Listen to Camel right now.
He then formed Frampton’s Camel to tour the US in support of his debut – their first public appearance was at The Academy of Music, New York in September 1972 supporting The J Geils Band. In December 1972 the band went into Electric Lady Studios in New York to begin recording the album that became Frampton’s Camel.
A movable feast
Frampton’s band was a movable feast throughout the early 1970s, but at this time it was future Blockhead and former Animal Mick Gallagher on keyboards and Hammond B-3, bass player Rick Wills (formerly with Cochise and later with stadium rockers Foreigner), and American drummer John Siomos, whose credits by this time had included the brilliant “Hello It’s Me” with Todd Rundgren. For this album, Frank Carillo, an American musician who had also played on Wind of Change, was drafted in to play acoustic guitar and backing vocals.
Frampton’s Camel is classic early 1970s rock, but with a difference. It includes some outstanding melodic songs – always a trademark of Peter’s career. The album opens with the funky “I Got My Eyes On You” written by Frampton, and while it is very definitely “of its time,” it is completely indicative of what made both this album and Frampton so appealing. “All Night Long” is one of the two co-written songs on the album; this one features Gallagher as well as some gorgeous guitar work. It was also one of the two tracks released as a single, but it failed to dent the charts on either side of the Atlantic.
An ear for great songs
Track 3 is the familiar (that is, if you came to Peter via Frampton Comes Alive) “Lines on My Face,” a trademark Frampton ballad with a tingling guitar solo and an emotional vocal. It’s followed by “Which Way The Wind Blows” that harks back to the gentler side of Humble Pie and their country-rock influences with the addition of another sumptuous melodic guitar solo. It was also released as a single at the time but also did nothing on the charts.

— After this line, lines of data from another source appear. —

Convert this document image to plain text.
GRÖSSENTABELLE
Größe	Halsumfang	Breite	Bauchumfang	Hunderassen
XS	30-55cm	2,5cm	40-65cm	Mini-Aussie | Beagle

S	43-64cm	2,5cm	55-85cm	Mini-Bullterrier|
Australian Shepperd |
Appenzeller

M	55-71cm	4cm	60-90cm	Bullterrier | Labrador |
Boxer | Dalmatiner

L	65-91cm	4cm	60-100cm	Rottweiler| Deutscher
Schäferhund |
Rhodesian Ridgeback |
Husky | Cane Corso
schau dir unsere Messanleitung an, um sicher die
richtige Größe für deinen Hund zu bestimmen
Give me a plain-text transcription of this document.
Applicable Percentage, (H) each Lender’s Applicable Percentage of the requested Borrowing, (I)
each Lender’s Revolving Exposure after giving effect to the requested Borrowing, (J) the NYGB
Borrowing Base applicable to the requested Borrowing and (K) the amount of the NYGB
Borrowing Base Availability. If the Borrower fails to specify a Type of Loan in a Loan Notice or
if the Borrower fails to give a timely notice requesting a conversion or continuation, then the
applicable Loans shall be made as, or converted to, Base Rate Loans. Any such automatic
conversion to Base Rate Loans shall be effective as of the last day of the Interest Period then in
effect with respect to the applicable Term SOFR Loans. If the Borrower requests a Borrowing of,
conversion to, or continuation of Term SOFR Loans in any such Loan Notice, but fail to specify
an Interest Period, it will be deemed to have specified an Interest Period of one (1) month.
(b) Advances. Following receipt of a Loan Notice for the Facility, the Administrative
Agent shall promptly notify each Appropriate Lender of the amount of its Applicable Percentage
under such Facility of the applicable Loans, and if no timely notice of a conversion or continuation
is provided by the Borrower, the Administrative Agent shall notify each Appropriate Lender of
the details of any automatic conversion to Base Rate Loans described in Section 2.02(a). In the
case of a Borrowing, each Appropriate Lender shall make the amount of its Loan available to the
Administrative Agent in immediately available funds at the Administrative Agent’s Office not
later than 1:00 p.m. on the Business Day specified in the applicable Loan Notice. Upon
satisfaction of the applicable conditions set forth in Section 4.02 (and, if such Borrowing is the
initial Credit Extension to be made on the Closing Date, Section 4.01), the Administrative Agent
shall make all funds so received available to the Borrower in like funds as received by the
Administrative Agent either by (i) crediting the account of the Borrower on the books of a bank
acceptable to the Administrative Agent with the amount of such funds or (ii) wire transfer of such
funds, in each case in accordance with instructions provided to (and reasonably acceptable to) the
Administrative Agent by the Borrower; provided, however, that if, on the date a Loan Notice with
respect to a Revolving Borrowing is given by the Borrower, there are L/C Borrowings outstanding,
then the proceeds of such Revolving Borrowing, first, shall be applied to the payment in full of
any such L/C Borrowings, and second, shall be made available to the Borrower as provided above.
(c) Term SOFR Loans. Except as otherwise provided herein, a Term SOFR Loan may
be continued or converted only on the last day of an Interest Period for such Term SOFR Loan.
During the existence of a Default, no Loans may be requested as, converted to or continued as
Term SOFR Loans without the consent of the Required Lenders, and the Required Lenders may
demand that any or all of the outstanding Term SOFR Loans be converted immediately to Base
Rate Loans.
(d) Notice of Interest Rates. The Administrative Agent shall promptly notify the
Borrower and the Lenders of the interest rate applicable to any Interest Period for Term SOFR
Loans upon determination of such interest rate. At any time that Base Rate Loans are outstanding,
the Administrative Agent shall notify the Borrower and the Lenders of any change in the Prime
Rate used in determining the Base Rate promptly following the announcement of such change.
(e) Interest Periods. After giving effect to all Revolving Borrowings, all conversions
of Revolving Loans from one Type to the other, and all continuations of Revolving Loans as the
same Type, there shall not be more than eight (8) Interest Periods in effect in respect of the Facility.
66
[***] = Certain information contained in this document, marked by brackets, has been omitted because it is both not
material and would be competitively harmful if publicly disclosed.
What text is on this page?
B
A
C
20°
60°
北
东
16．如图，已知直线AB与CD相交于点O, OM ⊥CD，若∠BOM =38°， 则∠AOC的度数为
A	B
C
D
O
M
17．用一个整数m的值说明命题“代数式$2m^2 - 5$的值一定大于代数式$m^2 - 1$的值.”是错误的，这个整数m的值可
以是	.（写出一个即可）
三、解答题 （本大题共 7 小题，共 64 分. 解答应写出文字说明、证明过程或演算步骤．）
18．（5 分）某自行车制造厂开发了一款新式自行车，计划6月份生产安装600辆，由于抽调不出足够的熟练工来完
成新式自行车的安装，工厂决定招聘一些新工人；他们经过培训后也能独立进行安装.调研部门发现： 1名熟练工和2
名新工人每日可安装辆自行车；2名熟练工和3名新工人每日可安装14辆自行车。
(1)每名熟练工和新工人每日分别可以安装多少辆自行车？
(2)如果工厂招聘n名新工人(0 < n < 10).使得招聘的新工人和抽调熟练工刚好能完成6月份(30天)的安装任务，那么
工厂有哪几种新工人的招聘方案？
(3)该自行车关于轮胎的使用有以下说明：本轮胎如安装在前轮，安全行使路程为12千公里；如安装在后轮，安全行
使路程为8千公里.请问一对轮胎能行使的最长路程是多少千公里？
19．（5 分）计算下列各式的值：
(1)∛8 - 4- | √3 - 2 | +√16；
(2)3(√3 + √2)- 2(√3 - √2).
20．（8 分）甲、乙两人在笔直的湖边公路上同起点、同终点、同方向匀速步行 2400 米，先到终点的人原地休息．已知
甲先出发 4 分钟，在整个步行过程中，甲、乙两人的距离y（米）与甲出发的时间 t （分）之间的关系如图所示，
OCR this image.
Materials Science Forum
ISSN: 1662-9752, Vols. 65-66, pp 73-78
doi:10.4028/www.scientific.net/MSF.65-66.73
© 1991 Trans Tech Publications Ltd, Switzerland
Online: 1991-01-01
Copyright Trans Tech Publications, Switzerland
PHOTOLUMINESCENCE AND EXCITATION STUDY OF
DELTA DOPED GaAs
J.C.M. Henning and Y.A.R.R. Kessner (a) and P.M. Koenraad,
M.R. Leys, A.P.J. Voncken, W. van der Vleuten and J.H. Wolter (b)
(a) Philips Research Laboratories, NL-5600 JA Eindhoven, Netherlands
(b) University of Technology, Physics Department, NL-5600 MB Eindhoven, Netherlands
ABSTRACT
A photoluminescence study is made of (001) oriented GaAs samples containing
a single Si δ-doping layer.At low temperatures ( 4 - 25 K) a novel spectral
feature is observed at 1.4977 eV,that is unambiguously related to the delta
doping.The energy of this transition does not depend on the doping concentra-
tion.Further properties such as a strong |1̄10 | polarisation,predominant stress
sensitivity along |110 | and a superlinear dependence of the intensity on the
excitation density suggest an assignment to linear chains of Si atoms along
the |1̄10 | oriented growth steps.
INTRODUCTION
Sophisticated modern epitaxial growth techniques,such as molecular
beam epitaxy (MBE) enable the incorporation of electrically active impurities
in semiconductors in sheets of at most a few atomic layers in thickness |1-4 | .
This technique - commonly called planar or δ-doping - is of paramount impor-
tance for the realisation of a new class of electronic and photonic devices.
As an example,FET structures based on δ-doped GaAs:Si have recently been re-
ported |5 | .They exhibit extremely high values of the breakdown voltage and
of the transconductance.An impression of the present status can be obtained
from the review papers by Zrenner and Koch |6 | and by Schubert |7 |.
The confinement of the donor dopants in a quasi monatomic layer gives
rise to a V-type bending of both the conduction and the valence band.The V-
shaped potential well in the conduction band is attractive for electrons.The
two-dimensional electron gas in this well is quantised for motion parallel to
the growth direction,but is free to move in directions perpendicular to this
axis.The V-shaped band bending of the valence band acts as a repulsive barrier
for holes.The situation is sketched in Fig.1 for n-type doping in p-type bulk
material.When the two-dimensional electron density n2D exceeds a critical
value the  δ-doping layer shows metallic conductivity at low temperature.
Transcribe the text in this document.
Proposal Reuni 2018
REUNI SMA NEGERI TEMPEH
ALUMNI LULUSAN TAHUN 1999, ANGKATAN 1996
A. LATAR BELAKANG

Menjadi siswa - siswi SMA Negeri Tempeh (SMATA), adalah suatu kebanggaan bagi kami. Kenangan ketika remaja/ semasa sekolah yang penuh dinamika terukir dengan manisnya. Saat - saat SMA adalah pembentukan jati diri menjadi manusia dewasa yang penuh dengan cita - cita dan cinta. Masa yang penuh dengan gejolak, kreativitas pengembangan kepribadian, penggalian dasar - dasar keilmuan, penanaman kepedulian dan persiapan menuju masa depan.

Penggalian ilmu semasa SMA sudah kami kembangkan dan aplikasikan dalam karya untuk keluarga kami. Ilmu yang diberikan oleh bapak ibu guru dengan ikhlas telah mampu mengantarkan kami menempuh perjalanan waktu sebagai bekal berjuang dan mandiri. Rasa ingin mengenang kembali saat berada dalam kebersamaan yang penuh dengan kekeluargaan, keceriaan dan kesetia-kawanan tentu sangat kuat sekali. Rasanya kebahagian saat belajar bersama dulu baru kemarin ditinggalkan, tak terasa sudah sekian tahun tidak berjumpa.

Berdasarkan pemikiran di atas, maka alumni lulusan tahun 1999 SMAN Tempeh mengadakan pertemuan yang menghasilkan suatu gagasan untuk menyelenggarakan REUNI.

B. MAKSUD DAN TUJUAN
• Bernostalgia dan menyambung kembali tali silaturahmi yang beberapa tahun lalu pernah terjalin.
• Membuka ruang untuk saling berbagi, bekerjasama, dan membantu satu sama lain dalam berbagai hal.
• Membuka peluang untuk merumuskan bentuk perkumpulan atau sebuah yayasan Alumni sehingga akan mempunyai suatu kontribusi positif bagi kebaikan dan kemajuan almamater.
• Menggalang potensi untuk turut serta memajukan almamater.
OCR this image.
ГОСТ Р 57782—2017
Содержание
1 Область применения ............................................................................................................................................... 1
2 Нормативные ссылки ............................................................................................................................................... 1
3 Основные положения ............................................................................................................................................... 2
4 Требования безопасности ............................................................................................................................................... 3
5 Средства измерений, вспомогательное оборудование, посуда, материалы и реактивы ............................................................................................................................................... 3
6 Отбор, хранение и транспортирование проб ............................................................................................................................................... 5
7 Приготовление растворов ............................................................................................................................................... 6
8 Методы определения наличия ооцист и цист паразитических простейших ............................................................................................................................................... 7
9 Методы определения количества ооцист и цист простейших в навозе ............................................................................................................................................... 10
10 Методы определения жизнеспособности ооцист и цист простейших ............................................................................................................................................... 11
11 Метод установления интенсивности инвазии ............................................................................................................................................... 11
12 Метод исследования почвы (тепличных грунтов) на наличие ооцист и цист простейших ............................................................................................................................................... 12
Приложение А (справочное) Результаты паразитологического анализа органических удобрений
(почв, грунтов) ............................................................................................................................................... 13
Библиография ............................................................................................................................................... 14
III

Frampton has always had an ear for great songs to cover, and on this album, it’s Stevie Wonder’s “I Believe (When I Fall in Love It Will Be Forever)” that had been released on Talking Book a couple of months before Frampton’s Camel entered the studio. It closes side one of the original LP and imbues the original with something fresh, no mean feat when covering Stevie Wonder.
Side 2 of the LP opens with “White Sugar,” a definite nod to the Stones and their classic “Brown Sugar” in title and in something of the feel of the track that has a great piano solo from Gallagher. “Don’t Fade Away” is a return to the melodic rock ballad style that Frampton is so good at. Similarly, “Just the Time Of Year” emphasizes what a very good songwriter Frampton had already become.
Ready to step into the spotlight alone
The album closes with “Do You Feel Like We Do,” written by the entire band, and a track that would go on to become one of the standout cuts on Frampton Comes Alive, where it also closed side 4 of the double LP. What’s not to love about this track? It is easy to hear why it translated into such an excellent stadium rocker. A great riff allows it to build and build, and that Gibson rings out loud and clear.
Ultimately, with no hit singles, Frampton’s Camel struggled to sell in large numbers after its release in October 1973, although it did eventually make No. 110 on the Billboard chart where it hung around for half the year. In retrospect, it obviously deserved way better, and with the benefit of hindsight, it’s the solid, grounded stepping-off point for Frampton’s subsequent success. His songwriting and guitar playing had matured so much by this point, giving him the confidence perhaps to step into the spotlight alone and assume superstar status.